Cependant, 2024, comme toutes les années qui ont précédé, mais peut-être avec une intensité particulière, a été marquée par bien des difficultés : les guerres avec leur cortège de souffrances, en Ukraine, à Gaza, au Liban, en Syrie, les tensions qui traversent notre pays au point de le rendre difficile à gouverner en ces temps où il a de grands défis à relever. Je pense aussi au recul inquiétant du respect de la dignité de toute personne humaine, quelle qu’elle soit. Des droits nouveaux et individuels finissent par contredire les droits fondamentaux et fausser les points de repères essentiels de notre vie en société. On voit aussi grandir la pauvreté dans nos pays dits « développés », avec la question toujours plus complexe de l’accueil des personnes migrantes, mais aussi avec tant d’autres pauvretés cachées, tout près de nous. À tout cela s’ajoutent les dérèglements climatiques aux conséquences toujours plus graves, et nous avons une pensée pour le drame que vivent en ce moment les habitants de Mayotte.
Je m’arrête là, mais toutes ces difficultés induisent des sentiments de peur et d’insécurité, des réactions de repli. Cependant, un regard qui ne voit que le négatif n’est pas vrai. Comme nous l’avons constaté pour Notre-Dame de Paris, il y a une puissance spirituelle de vie et d’amour qui anime notre humanité. Elle se manifeste par tant de générosités, tant d’engagements. J’en suis le témoin au quotidien.
L’année qui va s’ouvrir sera pour nous une Année sainte, à l’occasion des 2025 ans de la naissance de Jésus-Christ. Il est notre espérance, et c’est le thème que le Pape François a choisi pour cette année, en reprenant la phrase de saint Paul : « L’espérance ne déçoit pas ». Certes nous faisons tous l’expérience de la déception. Nos attentes, même les plus légitimes, peuvent être déçues. Par-delà ces déceptions, l’espérance est une ouverture à l’au-delà, une confiance en la vie, en l’amour, en la puissance de Dieu.
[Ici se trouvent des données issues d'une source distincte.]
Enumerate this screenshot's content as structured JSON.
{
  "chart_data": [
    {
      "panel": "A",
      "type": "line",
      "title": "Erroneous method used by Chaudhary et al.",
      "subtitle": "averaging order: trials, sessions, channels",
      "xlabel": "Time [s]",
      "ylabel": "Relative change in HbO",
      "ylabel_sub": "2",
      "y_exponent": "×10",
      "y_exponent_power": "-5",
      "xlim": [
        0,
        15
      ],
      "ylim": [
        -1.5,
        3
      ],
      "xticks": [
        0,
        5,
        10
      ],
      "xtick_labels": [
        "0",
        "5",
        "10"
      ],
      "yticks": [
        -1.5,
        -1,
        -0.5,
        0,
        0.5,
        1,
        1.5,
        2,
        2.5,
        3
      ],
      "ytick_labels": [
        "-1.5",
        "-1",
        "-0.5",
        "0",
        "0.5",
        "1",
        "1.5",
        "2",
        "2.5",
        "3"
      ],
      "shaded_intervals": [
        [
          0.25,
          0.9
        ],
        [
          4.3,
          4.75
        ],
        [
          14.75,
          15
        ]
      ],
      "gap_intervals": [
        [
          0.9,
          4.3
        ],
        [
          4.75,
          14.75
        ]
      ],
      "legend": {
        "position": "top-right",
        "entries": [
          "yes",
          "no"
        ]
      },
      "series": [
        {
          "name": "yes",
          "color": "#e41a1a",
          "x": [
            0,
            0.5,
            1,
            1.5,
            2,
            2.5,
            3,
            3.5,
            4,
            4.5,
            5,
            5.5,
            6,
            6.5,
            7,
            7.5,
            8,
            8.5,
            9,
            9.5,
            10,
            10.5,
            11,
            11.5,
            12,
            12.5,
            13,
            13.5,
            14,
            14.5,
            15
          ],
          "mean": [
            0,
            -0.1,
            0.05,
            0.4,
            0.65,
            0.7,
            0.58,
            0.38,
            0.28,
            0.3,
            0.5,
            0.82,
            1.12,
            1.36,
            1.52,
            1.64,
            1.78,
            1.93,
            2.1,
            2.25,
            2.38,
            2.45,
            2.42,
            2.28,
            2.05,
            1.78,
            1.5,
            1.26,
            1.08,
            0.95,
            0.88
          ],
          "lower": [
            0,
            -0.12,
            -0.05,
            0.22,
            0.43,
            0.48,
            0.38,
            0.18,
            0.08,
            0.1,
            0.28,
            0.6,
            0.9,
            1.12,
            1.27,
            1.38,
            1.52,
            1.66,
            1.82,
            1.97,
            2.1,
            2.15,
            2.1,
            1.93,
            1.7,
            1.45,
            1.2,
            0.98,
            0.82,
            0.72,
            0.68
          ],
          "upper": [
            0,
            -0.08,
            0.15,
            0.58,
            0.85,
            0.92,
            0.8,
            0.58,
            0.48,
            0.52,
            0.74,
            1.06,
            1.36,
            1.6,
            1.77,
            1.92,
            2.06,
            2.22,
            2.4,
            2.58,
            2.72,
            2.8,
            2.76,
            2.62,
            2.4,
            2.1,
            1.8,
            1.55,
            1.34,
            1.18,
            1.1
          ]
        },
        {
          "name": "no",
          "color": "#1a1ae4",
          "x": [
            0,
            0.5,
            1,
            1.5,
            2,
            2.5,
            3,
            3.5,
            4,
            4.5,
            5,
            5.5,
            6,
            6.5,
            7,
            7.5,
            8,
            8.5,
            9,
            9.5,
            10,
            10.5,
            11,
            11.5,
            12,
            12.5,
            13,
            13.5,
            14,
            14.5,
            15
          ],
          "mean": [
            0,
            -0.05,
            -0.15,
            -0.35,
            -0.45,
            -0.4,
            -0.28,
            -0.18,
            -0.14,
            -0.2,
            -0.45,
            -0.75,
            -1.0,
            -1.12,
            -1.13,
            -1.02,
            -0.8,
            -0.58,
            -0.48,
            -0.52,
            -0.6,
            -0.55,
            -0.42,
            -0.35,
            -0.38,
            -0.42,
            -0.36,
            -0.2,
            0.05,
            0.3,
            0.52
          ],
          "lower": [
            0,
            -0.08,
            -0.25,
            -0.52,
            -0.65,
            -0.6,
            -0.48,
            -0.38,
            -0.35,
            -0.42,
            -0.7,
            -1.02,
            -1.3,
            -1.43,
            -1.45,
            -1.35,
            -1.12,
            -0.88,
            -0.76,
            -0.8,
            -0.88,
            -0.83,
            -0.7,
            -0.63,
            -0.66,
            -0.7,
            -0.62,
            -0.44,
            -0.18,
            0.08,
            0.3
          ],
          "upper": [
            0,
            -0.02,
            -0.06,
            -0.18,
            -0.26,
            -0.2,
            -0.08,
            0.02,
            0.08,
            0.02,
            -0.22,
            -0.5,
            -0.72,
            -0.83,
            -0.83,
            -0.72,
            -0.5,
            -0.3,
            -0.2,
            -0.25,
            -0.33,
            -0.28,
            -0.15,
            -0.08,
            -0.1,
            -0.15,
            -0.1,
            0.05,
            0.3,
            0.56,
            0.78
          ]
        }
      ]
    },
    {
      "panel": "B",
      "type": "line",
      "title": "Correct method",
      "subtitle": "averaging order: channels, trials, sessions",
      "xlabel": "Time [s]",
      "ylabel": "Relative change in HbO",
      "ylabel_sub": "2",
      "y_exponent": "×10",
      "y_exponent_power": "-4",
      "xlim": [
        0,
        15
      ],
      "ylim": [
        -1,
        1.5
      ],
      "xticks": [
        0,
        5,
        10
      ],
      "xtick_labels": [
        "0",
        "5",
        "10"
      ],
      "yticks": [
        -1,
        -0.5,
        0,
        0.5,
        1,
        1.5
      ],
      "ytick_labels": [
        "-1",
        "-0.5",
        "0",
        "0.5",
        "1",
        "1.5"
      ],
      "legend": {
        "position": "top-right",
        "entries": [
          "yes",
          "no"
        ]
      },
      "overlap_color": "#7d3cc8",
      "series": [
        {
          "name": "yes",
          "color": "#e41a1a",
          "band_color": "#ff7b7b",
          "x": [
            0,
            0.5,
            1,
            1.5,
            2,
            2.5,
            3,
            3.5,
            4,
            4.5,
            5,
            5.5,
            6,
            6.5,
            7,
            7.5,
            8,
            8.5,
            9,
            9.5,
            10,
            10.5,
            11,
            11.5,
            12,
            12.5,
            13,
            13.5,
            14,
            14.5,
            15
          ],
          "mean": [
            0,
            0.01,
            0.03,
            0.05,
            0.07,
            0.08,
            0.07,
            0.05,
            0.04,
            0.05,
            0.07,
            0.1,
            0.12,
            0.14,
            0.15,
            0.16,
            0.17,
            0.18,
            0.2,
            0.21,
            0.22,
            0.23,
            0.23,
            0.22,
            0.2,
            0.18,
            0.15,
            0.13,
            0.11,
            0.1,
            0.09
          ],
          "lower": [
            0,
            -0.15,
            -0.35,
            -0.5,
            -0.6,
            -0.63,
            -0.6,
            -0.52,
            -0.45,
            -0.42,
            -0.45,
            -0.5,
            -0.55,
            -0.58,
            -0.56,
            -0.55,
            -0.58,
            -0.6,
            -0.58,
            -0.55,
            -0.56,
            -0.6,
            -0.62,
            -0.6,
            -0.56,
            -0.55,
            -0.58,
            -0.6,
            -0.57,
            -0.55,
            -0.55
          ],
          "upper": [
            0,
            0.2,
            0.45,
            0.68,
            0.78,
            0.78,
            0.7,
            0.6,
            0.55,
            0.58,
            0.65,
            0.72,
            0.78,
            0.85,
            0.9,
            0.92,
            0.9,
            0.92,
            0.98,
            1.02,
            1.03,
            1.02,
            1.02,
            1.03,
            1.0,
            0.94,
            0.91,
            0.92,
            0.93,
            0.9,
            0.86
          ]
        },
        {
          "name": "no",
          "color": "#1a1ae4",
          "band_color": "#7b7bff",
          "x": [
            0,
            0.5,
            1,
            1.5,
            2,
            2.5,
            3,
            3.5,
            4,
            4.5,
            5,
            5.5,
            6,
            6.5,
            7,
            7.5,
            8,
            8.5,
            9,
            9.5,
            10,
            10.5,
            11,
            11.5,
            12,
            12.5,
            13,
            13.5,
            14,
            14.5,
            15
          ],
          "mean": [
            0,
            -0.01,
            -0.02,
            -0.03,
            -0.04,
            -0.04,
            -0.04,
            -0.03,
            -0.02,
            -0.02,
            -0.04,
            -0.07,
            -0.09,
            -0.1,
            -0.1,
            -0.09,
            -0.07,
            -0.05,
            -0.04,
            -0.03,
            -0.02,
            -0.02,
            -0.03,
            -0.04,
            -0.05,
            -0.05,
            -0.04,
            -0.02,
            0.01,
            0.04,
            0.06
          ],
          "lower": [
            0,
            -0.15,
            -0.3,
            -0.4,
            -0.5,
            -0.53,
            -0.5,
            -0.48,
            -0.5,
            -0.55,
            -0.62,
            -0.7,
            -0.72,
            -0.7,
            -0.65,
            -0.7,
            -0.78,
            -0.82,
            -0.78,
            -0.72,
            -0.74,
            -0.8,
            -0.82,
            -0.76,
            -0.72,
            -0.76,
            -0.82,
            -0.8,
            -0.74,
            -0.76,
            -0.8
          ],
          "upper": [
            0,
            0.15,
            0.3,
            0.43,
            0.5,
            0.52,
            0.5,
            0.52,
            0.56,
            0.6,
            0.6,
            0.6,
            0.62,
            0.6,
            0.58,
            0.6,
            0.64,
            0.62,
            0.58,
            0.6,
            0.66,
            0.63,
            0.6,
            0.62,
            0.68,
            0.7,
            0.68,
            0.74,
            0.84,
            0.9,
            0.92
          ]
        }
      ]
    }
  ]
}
Elle permet de dépasser les difficultés et les tensions du quotidien, avec cette certitude que la vie aura le dernier mot, certitude qui pousse à l’engagement au quotidien, là où nous sommes.
Les chrétiens essaient d’en témoigner au cœur de ce monde et nous tenterons de le faire d’une manière toute particulière en cette année 2025, avec toutes les personnes de bonne volonté, avec tous ceux qui ont cette ouverture intérieure à l’Esprit, par-delà les confessions de foi et les convictions personnelles.
RETOUR SUR L’ANNÉE 2024 DANS NOTRE DIOCÈSE
Après ces réflexions plus générales, permettez-moi de revenir plus précisément sur l’année écoulée, sur la manière dont elle a été vécue dans le diocèse de Saint-Étienne.
Ce qui a marqué cette année, c’est la transformation que nous vivons dans notre Église de France, et en particulier dans le diocèse de Saint-Étienne. D’une part nous faisons face à un vieillissement et à une baisse numérique des membres de nos communautés, ce qui nous conduit à faire des choix à tous les niveaux, à renoncer à des manières de faire, à nous adapter à une situation nouvelle. D’autre part, le phénomène que nous percevons depuis 2 ans autour d’un renouveau des demandes de baptêmes des collégiens et des lycéens, mais aussi des adultes, en particulier entre 20 et 40 ans, s’accentue de manière étonnante dans la plupart de nos communautés.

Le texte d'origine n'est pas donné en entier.